Although the ELD Mandate was created in 2015, the FMCSA set a few timelines (many of which have passed) that allow carriers to purchase, install, and fine-tune the use of ELDs. Noted below is the timeline as set forth by the ELD Mandate:

• Prior to December 18th, 2017 – operators are permitted to use an ELD system on a voluntary basis – or continued use of paper logs, or device that has been installed with logging applications or software.
• December 18th, 2017 – December 16th, 2019 – Carriers (who do not meet the exemption status) must use ELD’s unless they use AOBRD’s that have been installed before December 17th, 2017.
• December 16th, 2019 – All carriers must use ELDs on a full-time basis.

It would be a good idea for carriers, drivers, owners/operators to visit the ELD Mandate implementation website and read the FAQ section to clarify any confusion. Understand when you must use ELDs in your fleet.


Step 3: Evaluate and Purchase the Right ELD System

While there are several high-quality ELD systems on the market today, there are some that are better suited for certain carriers than others. However, there is one thing that they must have in common – all electronic logging devices must be certified by the manufacturer as compliant with the ELD Mandate. The ELD must also be listed on the FMCSA’s website.

You can browse a list of compliant ELDs by clicking this link.
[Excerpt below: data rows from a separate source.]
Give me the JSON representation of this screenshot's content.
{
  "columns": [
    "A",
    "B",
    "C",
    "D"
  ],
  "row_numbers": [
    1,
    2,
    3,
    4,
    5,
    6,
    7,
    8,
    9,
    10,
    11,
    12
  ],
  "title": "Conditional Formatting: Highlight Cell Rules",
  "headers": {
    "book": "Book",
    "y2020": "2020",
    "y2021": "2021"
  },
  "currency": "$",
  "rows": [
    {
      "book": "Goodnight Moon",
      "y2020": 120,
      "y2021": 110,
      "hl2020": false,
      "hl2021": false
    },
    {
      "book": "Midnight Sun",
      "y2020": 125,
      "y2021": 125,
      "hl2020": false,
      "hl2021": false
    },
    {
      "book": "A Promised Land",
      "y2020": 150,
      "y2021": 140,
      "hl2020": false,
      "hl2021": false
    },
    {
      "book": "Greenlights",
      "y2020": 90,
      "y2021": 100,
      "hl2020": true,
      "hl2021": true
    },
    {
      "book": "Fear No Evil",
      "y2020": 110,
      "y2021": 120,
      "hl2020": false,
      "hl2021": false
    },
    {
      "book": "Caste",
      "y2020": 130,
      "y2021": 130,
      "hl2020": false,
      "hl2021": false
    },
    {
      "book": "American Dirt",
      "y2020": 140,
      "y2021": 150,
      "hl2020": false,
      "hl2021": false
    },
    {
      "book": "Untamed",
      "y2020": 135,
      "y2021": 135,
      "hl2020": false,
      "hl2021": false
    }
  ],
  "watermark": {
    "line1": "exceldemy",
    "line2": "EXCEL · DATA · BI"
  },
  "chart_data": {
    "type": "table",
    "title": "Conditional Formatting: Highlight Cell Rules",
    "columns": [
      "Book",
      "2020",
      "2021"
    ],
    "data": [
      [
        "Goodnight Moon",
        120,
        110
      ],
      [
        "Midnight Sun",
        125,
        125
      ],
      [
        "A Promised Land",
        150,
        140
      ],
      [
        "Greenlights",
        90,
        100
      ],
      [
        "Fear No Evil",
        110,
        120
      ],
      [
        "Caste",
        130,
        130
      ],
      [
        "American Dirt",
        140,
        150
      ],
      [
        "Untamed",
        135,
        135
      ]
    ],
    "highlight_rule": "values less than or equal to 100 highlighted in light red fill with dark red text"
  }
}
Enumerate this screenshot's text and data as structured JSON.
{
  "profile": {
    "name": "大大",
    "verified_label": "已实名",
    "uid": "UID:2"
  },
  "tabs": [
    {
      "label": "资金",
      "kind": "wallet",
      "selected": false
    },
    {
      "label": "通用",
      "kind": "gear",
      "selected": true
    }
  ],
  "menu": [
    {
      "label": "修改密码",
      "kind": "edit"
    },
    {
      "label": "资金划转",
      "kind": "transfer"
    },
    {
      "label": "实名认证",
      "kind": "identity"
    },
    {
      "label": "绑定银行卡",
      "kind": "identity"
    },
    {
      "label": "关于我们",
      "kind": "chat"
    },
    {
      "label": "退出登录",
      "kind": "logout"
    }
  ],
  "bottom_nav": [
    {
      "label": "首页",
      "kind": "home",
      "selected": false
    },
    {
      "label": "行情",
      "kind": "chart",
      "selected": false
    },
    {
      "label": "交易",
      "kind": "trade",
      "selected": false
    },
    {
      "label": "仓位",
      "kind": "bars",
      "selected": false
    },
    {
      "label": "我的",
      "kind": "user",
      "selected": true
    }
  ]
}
Step 4: Create and Follow an ELD Best Practices Program

Best practices or BP is used throughout the logistics industry and supply chain to ensure smooth, legal, and safe operation of equipment, facilities, and staff. Using an ELD should be no different. One of the most important items that all carriers must remember is following ELD best practices. There are a few specific areas that you should establish to be in compliance with the ELD Mandate (in case of an audit).

• Set up a program for consistent & clear annotation: This will ensure you follow a consistent process for documenting ELD guidelines.
• Set up a process for submitting & retaining required supporting documents: The FMCSA requires all carriers to maintain records for maintenance, data logging, and other procedures required.
• Set up a process for reporting & resolving ELD equipment or documentation malfunctions and other technical issues.
• Develop a training program for all individuals who use an ELD system: The ELD is used by drivers, compliance managers, and administrative personnel. Each user should be trained on how to use the equipment (both hardware and software) to maintain compliance.


Step 5: Install & Test the ELD System

Once you’ve clarified exactly what you need in the right ELD System, the procedures for documentation, and established best practices, you’ll need to have your ELD System installed and tested. Most manufacturers of ELD systems are good about working with you on installation procedures, and in some instances will provide a lot of technical assistance. There are a few other details you need to remember once the system has been installed.

• Create all user accounts: The mandate states that anyone who accesses this system has their own independent account. This means that all drivers, administration employees, and managers must have their own accounts set up.
• Continue with training: Anytime a software update is needed, make sure that any changes in procedures are passed along to employees using the system.
• Make sure drivers have the required documentation in the vehicle.

The ELD Mandate is designed to streamline the process for maintaining accurate records of driver Hour of Service. When you understand the facts about ELD Hardware and what you need to do to maintain compliance, you’ll reduce confusion, avoid mistakes, and get back to serving your customers.